PgmNr P2095: Comparison of normalization and differential expression analyses using RNA-Seq data from 726 individual Drosophila melanogaster.

Authors:
Y. Lin 1 ; K. Golovnina 2 ; Z.-X. Chen 2 ; H. Lee 2 ; Y. Serrano Negron 1 ; H. Sultana 2 ; B. Oliver 2 ; S. Harbison 1


Institutes
1) National Heart Lung and Blood Institute, Bethesda, MD; 2) National Institute of Diabetes and Digestive and Kidney Diseases, Bethesda, MD.


Abstract:

In order to determine whether heritable differences in gene expression could be detected among individual flies, we performed a multi-factor experiment using RNA extracted from 768 flies. We harvested RNA from individual flies using 16 inbred lines from the Drosophila Genetic Reference Panel. These flies were reared in three separate biological replicates. The RNA was successfully sequenced for more than 98% of the flies, and the genotype and sex of each sample were verified by using a ‘bar code’ and Spearman correlation respectively. Application of this verification procedure resulted in 726 sequences remaining for further analysis. To identify the optimal analysis approach for the detection of differential gene expression among genotype, sex, environment, and their interactions, we investigated the effects of three different filtering strategies, eight normalization methods, and two statistical approaches. We assessed differential gene expression among factors and also performed a statistical power analysis using the eight biological replicates per genotype, environment, and sex in our data set.

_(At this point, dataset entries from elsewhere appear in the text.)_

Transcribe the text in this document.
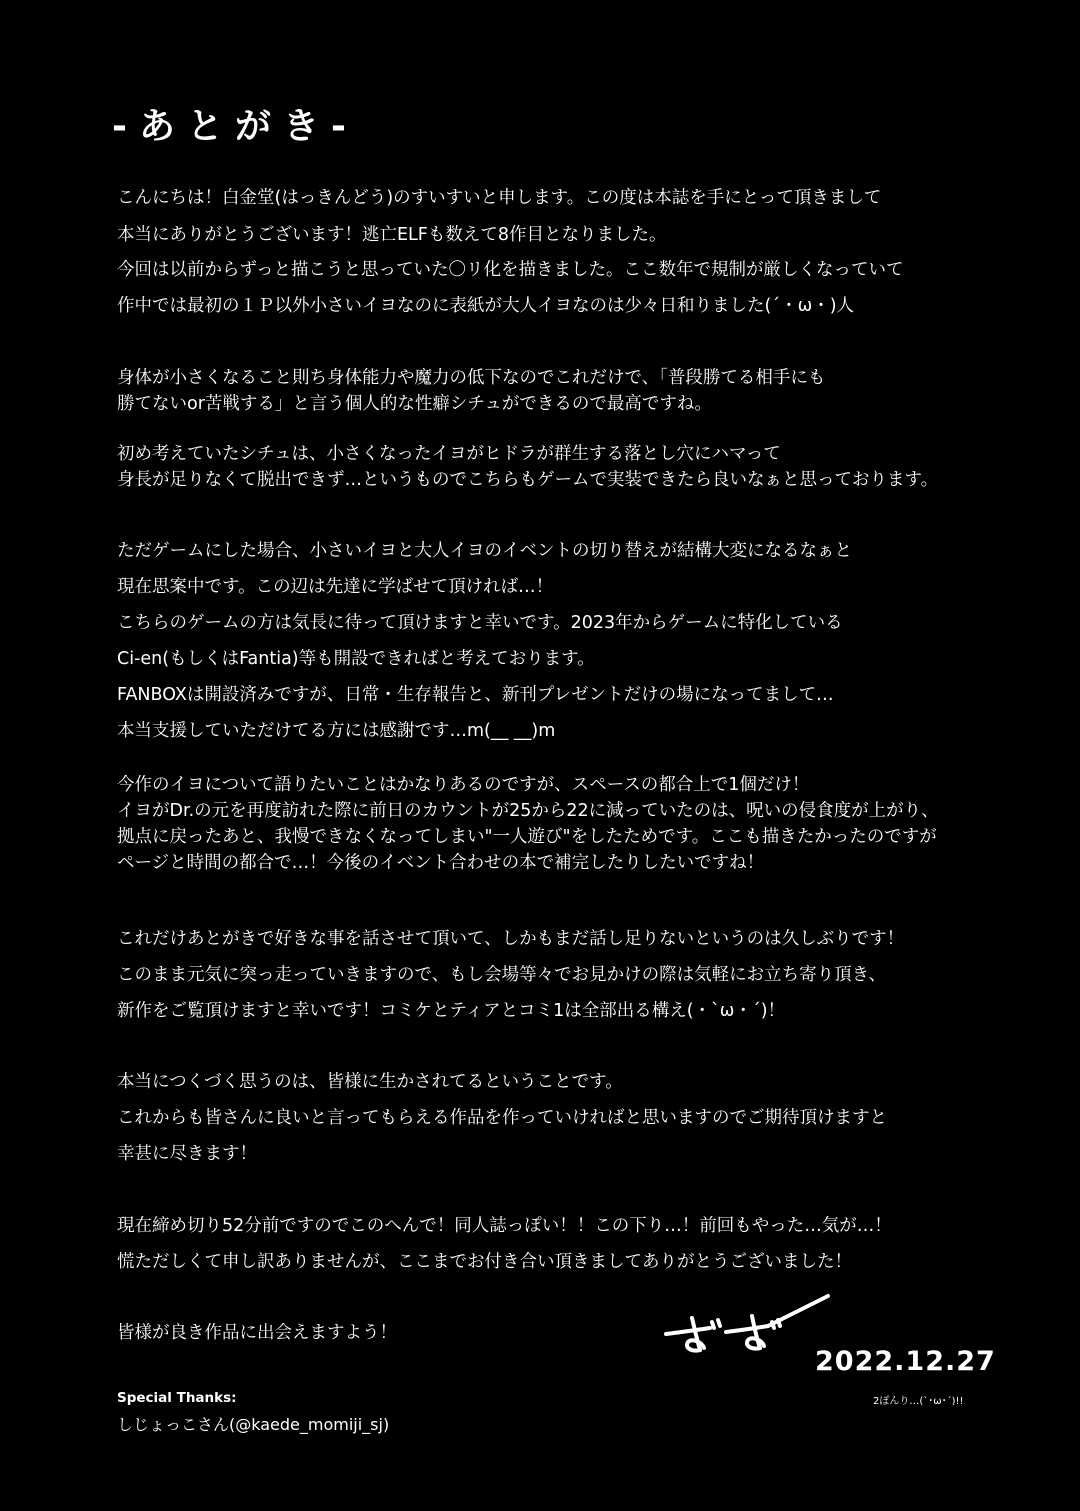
-あとがき-
こんにちは！白金堂(はっきんどう)のすいすいと申します。この度は本誌を手にとって頂きまして
本当にありがとうございます！逃亡ELFも数えて8作目となりました。
今回は以前からずっと描こうと思っていた〇リ化を描きました。ここ数年で規制が厳しくなっていて
作中では最初の１Ｐ以外小さいイヨなのに表紙が大人イヨなのは少々日和りました(´・ω・)人
身体が小さくなること則ち身体能力や魔力の低下なのでこれだけで、「普段勝てる相手にも
勝てないor苦戦する」と言う個人的な性癖シチュができるので最高ですね。
初め考えていたシチュは、小さくなったイヨがヒドラが群生する落とし穴にハマって
身長が足りなくて脱出できず…というものでこちらもゲームで実装できたら良いなぁと思っております。
ただゲームにした場合、小さいイヨと大人イヨのイベントの切り替えが結構大変になるなぁと
現在思案中です。この辺は先達に学ばせて頂ければ…！
こちらのゲームの方は気長に待って頂けますと幸いです。2023年からゲームに特化している
Ci-en(もしくはFantia)等も開設できればと考えております。
FANBOXは開設済みですが、日常・生存報告と、新刊プレゼントだけの場になってまして…
本当支援していただけてる方には感謝です…m(__ __)m
今作のイヨについて語りたいことはかなりあるのですが、スペースの都合上で1個だけ！
イヨがDr.の元を再度訪れた際に前日のカウントが25から22に減っていたのは、呪いの侵食度が上がり、
拠点に戻ったあと、我慢できなくなってしまい"一人遊び"をしたためです。ここも描きたかったのですが
ページと時間の都合で…！今後のイベント合わせの本で補完したりしたいですね！
これだけあとがきで好きな事を話させて頂いて、しかもまだ話し足りないというのは久しぶりです！
このまま元気に突っ走っていきますので、もし会場等々でお見かけの際は気軽にお立ち寄り頂き、
新作をご覧頂けますと幸いです！コミケとティアとコミ1は全部出る構え(・`ω・´)！
本当につくづく思うのは、皆様に生かされてるということです。
これからも皆さんに良いと言ってもらえる作品を作っていければと思いますのでご期待頂けますと
幸甚に尽きます！
現在締め切り52分前ですのでこのへんで！同人誌っぽい！！この下り…！前回もやった…気が…！
慌ただしくて申し訳ありませんが、ここまでお付き合い頂きましてありがとうございました！
皆様が良き作品に出会えますよう！
2022.12.27
2ぽんり…(`･ω･´)!!
Special Thanks:
しじょっこさん(@kaede_momiji_sj)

We found that two to five biological replicates were required in order to have adequate statistical power depending upon the factors analyzed. Some common normalization methods, such as Total Count, Quantile and RPKM normalization, did not align the data across samples. Analyses applying the Median, Quantile, and Trimmed Mean of M-values normalization methods were sensitive to the removal or retention of genes with low expression in the data set. The two statistical approaches, a generalized linear model with a negative binomial distribution and an ANOVA model, yielded strikingly different results. Our favored analysis approach was to normalize the read counts using the DESeq method, to apply a generalized linear model assuming a negative binomial distribution using either edgeR or DESeq software, and to remove genes with very low read counts after the statistical analysis.